La majeure partie des utilisateurs de Facebook a entre 15 et 45 ans. Mais les personnes âgées s’y intéressent de plus en plus. Selon les conclusions de l’entreprise de recherche marketing américaine comScore, le réseau social comptait, en mai 2010, 6,5 millions d’utilisateurs de plus de 65 ans rien que pour les Etats-Unis. Trois fois plus qu’un an plus tôt. Cette passion du troisième âge pour Facebook, conjuguée au vieillissement des autres, va multiplier ces prochaines années le nombre de morts-vivants de la Toile. Cela soulève un certain nombre de questions: qu’advient-il de notre identité en ligne lorsque nous mourons? Nos données, mots de passe, avatars, photos, etc. sont-ils transmissibles? Et comment garantir la protection de la vie privée du défunt?

Le réseau social créé par Mark Zukerberg en 2004 semble avoir pris conscience du problème. Depuis octobre 2009, la société américaine met à la disposition des utilisateurs un formulaire de contact leur permettant de signaler le décès d’un de leurs amis. Une équipe responsable de traquer les morts sur le réseau se charge ensuite de vérifier l’information auprès des proches. Alors, le site délègue à la famille le contrôle du compte et lui donne la possibilité de le transformer en page d’hommage mortuaire. «Plusieurs fonctions et sections seront alors cachées des autres utilisateurs dans le respect de la sphère privée du défunt», précise Max Kelly, chef de la sécurité de Facebook, dans un communiqué de presse. La plate-forme compte se tenir informée de l’évolution démographique du site et compter ses morts. Mais les informations privées du défunt, elles, restent ancrées sur la Toile, tant il est difficile d’y supprimer tout ce qui concerne une personne.

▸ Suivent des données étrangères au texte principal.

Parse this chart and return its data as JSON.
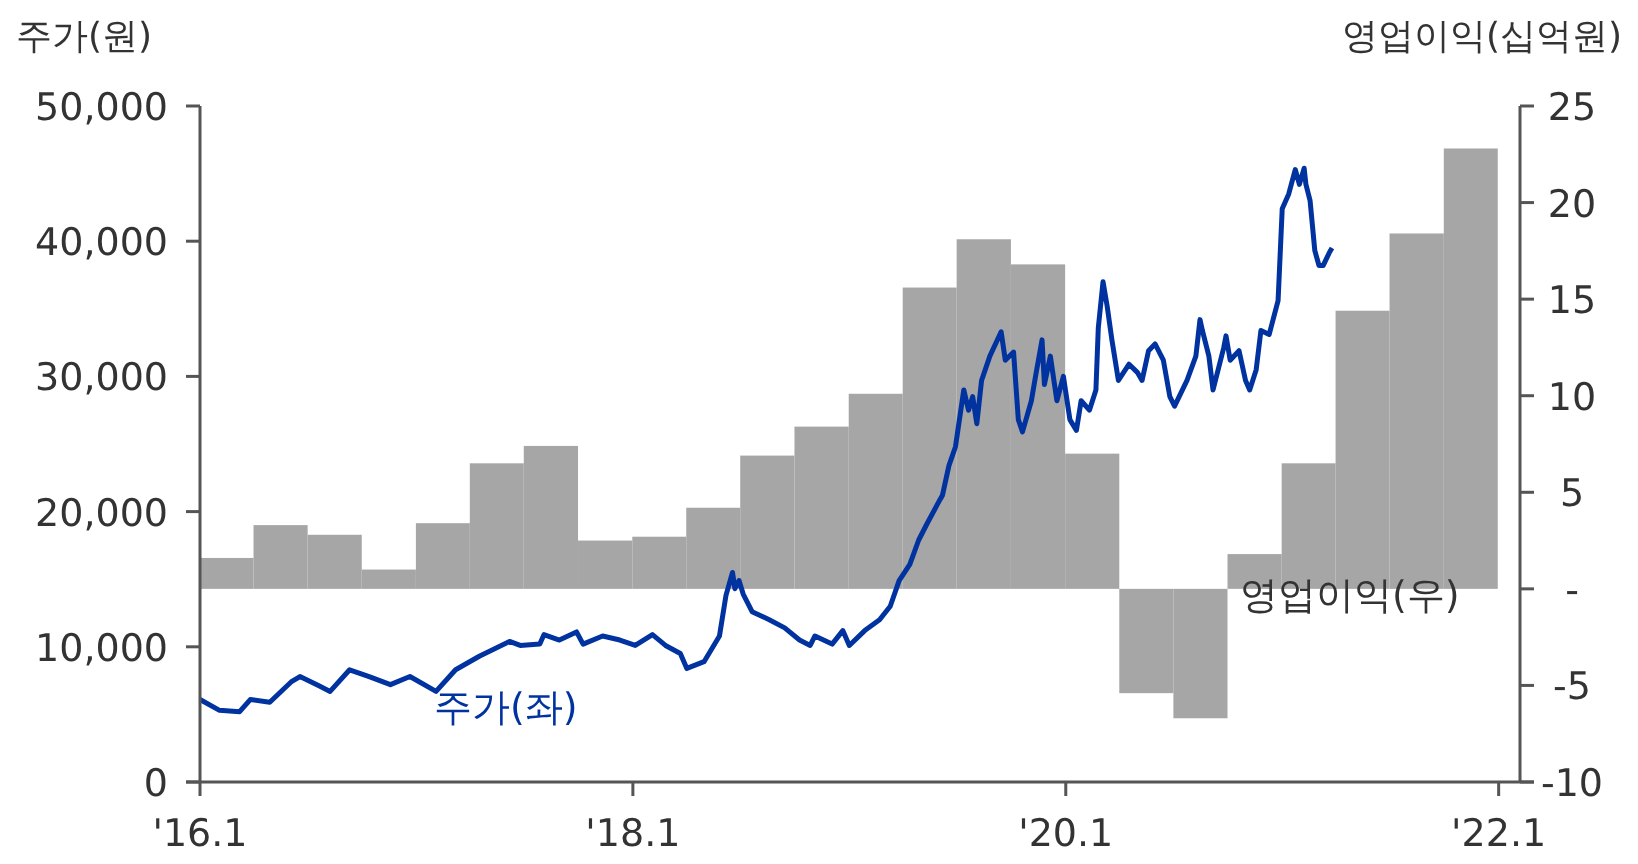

Pour ce faire, trois compagnies américaines se sont spécialisées dans le nettoyage des données numériques des utilisateurs décédés. Moyennant 10 à 30 dollars par an, AssetLock.net, Legacy Locker ou Deathswitch.com proposent aux internautes de collecter dans un coffre-fort virtuel les mots de passe, noms d’utilisateur, données bancaires, avatars, secrets inavouables et autres dernières volontés. 

Chaque jour, ou chaque mois, selon l’option choisie par l’internaute, Deathswitch envoie un courriel auquel il est impératif de répondre. Une preuve d’existence pour ne pas se faire expédier dans l’au-delà numérique. Par acquit de conscience, Deathswitch exige les noms de deux proches vivants. Ils seront contactés par l’entreprise pour confirmer la mort. Une fois l’acte de décès virtuel établi, Deathswitch s’assure de détruire les données personnelles du défunt et d’en informer sa communauté virtuelle. «Mais il est impossible de garantir que l’ensemble de nos données soit effacé», rappelle Stéphane Koch.

En Suisse romande, les sociétés de pompes funèbres semblent n’avoir pas encore été confrontées à la question de l’avenir des données numériques du mort. Selon Salvatore Spurio, des Pompes funèbres générales de l’Ouest lausannois, «les personnes décédées sont trop âgées pour être actives sur la Toile». Une situation qui va nécessairement évoluer.

Déjà, les notaires recommandent de mieux préparer sa succession en indiquant, dans un document annexe au testament, l’ensemble de ses données numériques. Utile précaution pour éviter d’envoyer aux morts des «smiley» et autres «poke».